As I was saying, I walk up and down the stairs, like the doctor advised. It’s efficient exercise – once I’ve done a complete loop I’m huffing and puffing, I can tell you – but it’s also nice to see a neighbour or two, to say hello, to wish them a good day.
I have another habit that I enact for my own amusement but also, I hope, one that the recipients might enjoy: once I know where someone’s from, when we meet on the stairs I say hello to them in their own language. ‘Marhaban,’ I say to Mariem and her husband. I address Tarek formally, ‘As-salaam Alaikum,’ he’s such a serious man. And to Mido I say, ‘Keef halak?’ ‘Good, good,’ he says, hurrying along.

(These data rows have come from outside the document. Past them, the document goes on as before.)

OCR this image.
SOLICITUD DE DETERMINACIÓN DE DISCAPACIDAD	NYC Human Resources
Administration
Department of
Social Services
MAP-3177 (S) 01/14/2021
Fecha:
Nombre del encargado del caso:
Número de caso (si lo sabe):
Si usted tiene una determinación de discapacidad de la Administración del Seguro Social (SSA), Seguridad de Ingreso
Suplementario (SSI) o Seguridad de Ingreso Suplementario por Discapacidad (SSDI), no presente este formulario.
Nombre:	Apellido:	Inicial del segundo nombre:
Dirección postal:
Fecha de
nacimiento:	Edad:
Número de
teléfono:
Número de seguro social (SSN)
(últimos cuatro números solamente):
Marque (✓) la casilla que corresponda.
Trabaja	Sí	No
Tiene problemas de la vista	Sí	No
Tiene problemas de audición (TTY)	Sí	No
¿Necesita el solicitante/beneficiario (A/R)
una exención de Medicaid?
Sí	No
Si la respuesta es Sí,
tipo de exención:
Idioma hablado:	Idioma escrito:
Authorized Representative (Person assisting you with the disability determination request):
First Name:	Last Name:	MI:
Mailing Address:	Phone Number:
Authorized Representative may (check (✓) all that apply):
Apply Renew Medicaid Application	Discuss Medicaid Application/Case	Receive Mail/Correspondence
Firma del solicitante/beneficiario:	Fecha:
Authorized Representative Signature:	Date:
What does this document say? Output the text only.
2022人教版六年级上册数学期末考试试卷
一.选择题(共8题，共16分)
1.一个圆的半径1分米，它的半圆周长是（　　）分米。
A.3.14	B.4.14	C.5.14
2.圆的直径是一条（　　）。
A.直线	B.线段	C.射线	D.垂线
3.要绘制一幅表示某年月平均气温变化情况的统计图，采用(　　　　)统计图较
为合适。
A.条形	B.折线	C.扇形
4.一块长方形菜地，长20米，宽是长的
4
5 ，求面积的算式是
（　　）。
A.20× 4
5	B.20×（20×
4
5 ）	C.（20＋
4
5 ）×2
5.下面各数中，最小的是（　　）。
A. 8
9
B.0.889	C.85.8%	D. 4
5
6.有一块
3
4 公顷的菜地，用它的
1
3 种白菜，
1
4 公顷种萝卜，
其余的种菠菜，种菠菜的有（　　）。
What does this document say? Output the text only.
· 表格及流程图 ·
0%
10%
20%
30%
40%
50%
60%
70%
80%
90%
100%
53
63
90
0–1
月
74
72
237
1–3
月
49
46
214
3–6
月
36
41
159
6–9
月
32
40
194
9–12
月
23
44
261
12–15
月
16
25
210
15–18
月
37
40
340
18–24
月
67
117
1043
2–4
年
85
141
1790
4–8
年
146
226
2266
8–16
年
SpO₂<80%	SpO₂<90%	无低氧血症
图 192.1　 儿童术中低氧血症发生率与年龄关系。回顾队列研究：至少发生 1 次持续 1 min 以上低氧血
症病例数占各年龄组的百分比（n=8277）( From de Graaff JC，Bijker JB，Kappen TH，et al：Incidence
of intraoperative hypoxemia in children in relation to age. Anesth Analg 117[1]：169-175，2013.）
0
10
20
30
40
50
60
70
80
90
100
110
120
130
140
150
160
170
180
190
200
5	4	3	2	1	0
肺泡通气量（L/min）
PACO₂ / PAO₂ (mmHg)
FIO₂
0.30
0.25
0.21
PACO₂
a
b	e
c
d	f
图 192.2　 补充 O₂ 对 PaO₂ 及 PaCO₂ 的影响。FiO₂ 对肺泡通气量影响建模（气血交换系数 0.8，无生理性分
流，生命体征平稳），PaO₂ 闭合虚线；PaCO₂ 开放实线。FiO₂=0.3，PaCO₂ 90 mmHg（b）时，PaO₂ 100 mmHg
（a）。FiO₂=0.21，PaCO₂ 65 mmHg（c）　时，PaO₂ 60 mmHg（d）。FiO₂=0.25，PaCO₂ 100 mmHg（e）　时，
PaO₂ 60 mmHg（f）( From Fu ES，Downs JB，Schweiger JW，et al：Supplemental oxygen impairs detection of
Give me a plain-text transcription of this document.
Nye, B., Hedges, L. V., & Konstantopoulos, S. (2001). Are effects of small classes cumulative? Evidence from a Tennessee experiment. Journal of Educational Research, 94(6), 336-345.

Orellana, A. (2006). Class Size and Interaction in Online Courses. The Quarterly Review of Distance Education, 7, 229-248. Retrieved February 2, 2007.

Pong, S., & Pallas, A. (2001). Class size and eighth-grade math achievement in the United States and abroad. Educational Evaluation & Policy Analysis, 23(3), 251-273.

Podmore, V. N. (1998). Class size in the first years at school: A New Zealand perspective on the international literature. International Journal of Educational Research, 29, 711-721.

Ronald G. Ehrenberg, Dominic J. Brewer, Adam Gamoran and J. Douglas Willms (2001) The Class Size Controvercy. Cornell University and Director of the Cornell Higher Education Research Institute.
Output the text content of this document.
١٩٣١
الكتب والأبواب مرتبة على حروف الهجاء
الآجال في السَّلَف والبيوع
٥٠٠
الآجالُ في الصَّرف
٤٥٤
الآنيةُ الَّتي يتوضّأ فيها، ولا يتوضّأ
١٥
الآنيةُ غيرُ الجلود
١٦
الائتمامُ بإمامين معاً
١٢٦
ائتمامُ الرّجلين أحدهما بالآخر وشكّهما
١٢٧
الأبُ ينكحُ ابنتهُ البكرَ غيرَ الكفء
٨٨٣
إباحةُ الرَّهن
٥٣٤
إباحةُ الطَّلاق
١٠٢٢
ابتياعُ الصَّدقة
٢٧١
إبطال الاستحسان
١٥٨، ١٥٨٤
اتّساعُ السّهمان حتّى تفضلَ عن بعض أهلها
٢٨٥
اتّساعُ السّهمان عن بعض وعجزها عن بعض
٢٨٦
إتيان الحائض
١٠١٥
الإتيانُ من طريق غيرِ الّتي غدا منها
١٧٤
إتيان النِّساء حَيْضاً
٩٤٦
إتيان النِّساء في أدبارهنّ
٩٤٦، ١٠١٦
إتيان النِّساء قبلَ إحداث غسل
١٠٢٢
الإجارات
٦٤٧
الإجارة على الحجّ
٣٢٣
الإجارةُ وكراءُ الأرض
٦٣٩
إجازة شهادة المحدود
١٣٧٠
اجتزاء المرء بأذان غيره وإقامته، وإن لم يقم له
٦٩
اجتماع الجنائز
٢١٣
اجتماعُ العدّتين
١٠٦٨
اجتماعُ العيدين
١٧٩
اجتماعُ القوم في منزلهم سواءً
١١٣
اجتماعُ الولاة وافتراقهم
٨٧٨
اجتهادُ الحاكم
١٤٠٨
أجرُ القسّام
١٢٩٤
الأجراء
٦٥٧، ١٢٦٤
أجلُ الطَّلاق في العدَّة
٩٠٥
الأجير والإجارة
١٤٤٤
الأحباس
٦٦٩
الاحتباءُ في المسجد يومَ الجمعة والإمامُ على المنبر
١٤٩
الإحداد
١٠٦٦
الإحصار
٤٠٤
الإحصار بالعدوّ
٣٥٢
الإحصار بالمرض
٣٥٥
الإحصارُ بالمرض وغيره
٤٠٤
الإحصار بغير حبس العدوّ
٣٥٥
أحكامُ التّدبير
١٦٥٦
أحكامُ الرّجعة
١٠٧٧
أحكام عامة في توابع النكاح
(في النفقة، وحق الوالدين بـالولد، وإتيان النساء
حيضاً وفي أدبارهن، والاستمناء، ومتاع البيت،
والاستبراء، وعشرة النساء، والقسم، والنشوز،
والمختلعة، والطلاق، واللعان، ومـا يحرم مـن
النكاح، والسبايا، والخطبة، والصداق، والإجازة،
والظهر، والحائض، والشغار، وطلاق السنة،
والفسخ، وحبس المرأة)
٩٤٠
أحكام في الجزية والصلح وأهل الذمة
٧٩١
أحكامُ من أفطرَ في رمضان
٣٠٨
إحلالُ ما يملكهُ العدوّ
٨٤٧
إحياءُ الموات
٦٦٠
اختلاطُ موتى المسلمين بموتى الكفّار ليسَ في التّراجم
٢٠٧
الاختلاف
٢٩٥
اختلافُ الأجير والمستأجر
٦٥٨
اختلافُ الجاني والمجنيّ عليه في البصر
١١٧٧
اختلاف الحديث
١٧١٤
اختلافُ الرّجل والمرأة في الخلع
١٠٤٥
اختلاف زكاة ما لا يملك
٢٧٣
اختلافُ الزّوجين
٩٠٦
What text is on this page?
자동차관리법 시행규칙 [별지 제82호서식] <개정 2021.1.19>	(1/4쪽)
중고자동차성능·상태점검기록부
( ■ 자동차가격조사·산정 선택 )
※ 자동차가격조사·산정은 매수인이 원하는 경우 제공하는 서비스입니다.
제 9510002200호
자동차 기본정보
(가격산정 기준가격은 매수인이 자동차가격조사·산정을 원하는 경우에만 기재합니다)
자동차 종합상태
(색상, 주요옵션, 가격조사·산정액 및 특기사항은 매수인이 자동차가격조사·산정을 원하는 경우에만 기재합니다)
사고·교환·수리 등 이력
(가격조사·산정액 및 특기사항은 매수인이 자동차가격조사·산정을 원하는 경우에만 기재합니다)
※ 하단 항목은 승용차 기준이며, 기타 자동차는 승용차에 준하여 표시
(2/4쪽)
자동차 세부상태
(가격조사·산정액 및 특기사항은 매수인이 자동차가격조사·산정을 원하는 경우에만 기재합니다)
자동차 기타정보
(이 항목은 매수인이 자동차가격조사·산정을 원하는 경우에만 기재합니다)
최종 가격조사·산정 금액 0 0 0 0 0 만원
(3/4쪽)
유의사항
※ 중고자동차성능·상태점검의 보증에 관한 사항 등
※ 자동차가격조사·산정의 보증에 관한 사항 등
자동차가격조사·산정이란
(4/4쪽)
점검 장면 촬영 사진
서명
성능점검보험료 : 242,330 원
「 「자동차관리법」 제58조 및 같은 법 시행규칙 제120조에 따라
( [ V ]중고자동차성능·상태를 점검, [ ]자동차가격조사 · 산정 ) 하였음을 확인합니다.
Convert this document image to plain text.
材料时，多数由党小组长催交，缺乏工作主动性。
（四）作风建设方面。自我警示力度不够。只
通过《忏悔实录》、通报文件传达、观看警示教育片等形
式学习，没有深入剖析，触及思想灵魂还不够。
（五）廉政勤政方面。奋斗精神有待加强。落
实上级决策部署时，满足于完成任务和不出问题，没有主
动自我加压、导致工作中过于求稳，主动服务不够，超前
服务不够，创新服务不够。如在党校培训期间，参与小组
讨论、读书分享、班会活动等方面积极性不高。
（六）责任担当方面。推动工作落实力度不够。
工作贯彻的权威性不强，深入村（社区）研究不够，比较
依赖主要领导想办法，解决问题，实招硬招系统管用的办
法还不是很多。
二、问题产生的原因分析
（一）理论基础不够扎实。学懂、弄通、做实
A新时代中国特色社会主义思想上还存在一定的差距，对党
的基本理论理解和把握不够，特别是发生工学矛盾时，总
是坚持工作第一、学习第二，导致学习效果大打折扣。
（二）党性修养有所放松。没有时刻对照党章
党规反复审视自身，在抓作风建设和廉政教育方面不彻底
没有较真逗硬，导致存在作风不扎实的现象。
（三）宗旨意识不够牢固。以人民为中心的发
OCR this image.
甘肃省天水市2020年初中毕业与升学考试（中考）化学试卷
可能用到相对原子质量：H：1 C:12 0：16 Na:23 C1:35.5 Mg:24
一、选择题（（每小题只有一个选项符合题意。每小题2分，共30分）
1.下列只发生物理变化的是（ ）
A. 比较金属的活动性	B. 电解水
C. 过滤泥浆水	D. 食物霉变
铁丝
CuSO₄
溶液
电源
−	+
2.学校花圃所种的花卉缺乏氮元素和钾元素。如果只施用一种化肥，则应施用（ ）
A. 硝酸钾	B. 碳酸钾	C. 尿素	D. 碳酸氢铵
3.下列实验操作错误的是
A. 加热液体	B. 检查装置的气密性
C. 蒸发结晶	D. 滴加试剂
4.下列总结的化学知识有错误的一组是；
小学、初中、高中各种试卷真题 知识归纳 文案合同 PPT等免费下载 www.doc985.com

Occasionally, if I’m feeling frivolous – and if I think the other person might not take it the wrong way – I’ll say hello in an entirely inappropriate language. ‘Buongiorno!’ I’ll say, but I do it dramatically, theatrically, so the other person knows (I hope) that I’m doing so on purpose, I’m being playful, and you’d be surprised how often they’ll respond in kind – ‘Ciao!’ – and we smile at each other as we pass.